Head of the Political-Military Bureau
- Incumbent
- Assumed office February 2017
- Minister: Avigdor Liberman

= Zohar Palti =

Israeli defense public servant

Zohar Palti (זהר פלטי; born 1964) was head of the Political-Military Bureau at Israel's Ministry of Defense. He previously served as the head of the Mossad's intelligence directorate, as well as deputy head of the Research Division in the IDF Intelligence Corps at the rank of colonel.

== Early life and education ==
Palti was born in Tel Aviv and was raised in Ramat HaSharon, where he studied at the "Rutberg" High School. In 1982 he was drafted into the IDF Intelligence Corps. During his service, he served as an intelligence officer in the Golani Infantry Brigade, chief-of staff to then-deputy IDF chief of staff, Major General Matan Vilnai, intelligence officer in the Judea and Samaria Division, and head of Counter Terrorism arena in the IDF Intelligence Corps. In his final IDF posting, Palti served as deputy head of the Intelligence Corps' Research Division.

== Career ==
In 2006, Palti began working at the Mossad intelligence agency at the request of then-director, Meir Dagan, who appointed him head of the Counter Terrorism division within the organization's intelligence branch. In 2010, he was appointed head of the Mossad's strategic research division. In 2011, he was appointed by then-director Tamir Pardo as head of the intelligence directorate.

Palti's tenure as head of the Mossad's intelligence directorate was characterized by Israel and its intelligence community facing a wave of threats and challenges including revolutions across the Arab world, the Syrian Civil War, and the Iranian nuclear program.
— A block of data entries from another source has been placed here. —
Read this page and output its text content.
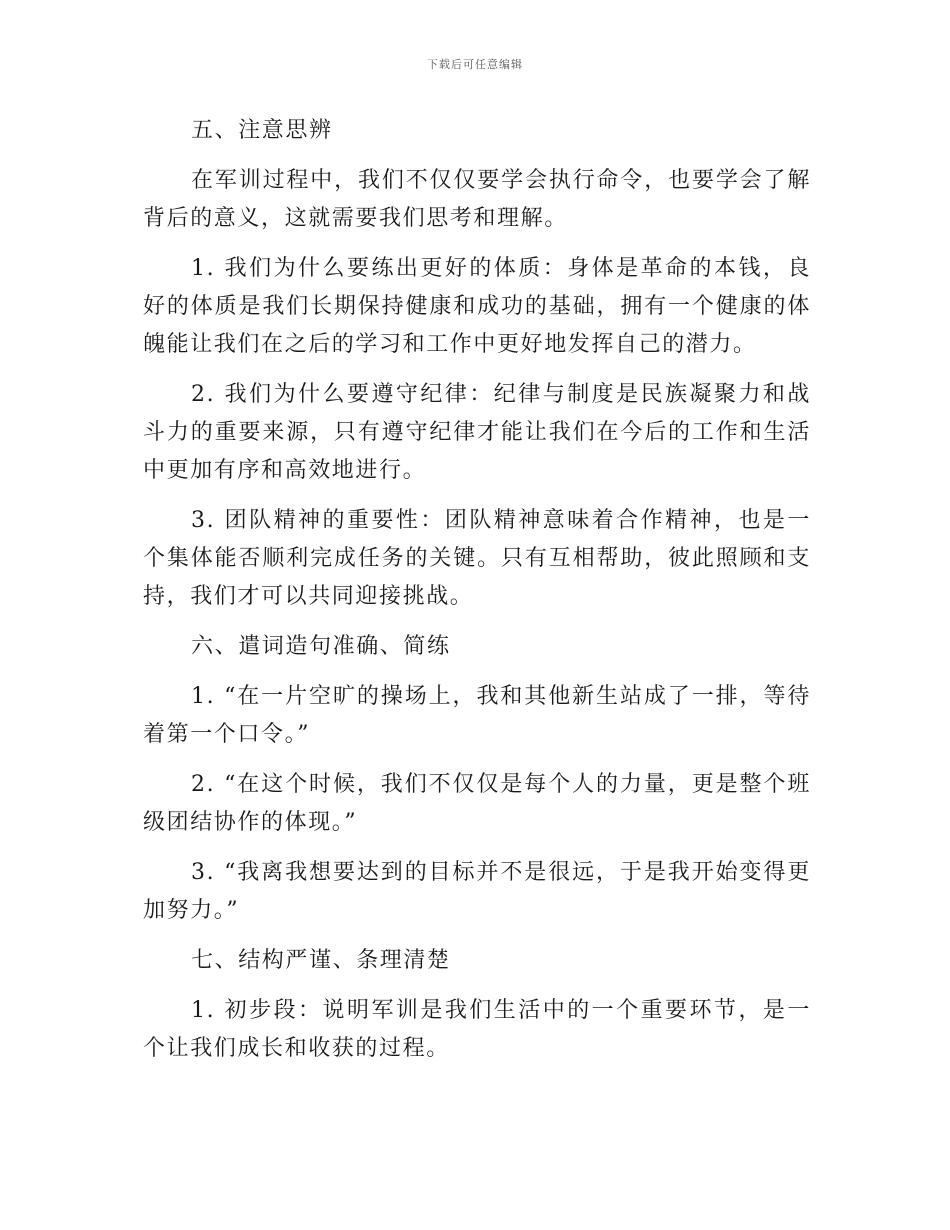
下载后可任意编辑

五、注意思辨

在军训过程中，我们不仅仅要学会执行命令，也要学会了解背后的意义，这就需要我们思考和理解。

1. 我们为什么要练出更好的体质：身体是革命的本钱，良好的体质是我们长期保持健康和成功的基础，拥有一个健康的体魄能让我们在之后的学习和工作中更好地发挥自己的潜力。

2. 我们为什么要遵守纪律：纪律与制度是民族凝聚力和战斗力的重要来源，只有遵守纪律才能让我们在今后的工作和生活中更加有序和高效地进行。

3. 团队精神的重要性：团队精神意味着合作精神，也是一个集体能否顺利完成任务的关键。只有互相帮助，彼此照顾和支持，我们才可以共同迎接挑战。

六、遣词造句准确、简练

1. “在一片空旷的操场上，我和其他新生站成了一排，等待着第一个口令。”

2. “在这个时候，我们不仅仅是每个人的力量，更是整个班级团结协作的体现。”

3. “我离我想要达到的目标并不是很远，于是我开始变得更加努力。”

七、结构严谨、条理清楚

1. 初步段：说明军训是我们生活中的一个重要环节，是一个让我们成长和收获的过程。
In 2016, Palti finished his tenure and went on to be a senior research fellow at Harvard's Belfer Center. In February 2017, a professional committee, chaired by Ministry of Defense Director General, Gen. (res.) Udi Adam, recommended that Palti be selected to serve as head of the ministry's Political-Military Bureau. Minister of Defense Avigdor Liberman approved the recommendation.

Palti has BA and Executive MA in Middle-Eastern studies from Tel Aviv University, with honorary distinction. He is a graduate of the National Defense University's Advanced Management program, and was a research fellow at the Washington Institute for Near East Policy in Washington, DC. Palti was also a Reccanati-Kaplan senior fellow at Harvard's Belfer Center for Science and International Affairs.

== Personal life ==
Palti is married and has two children.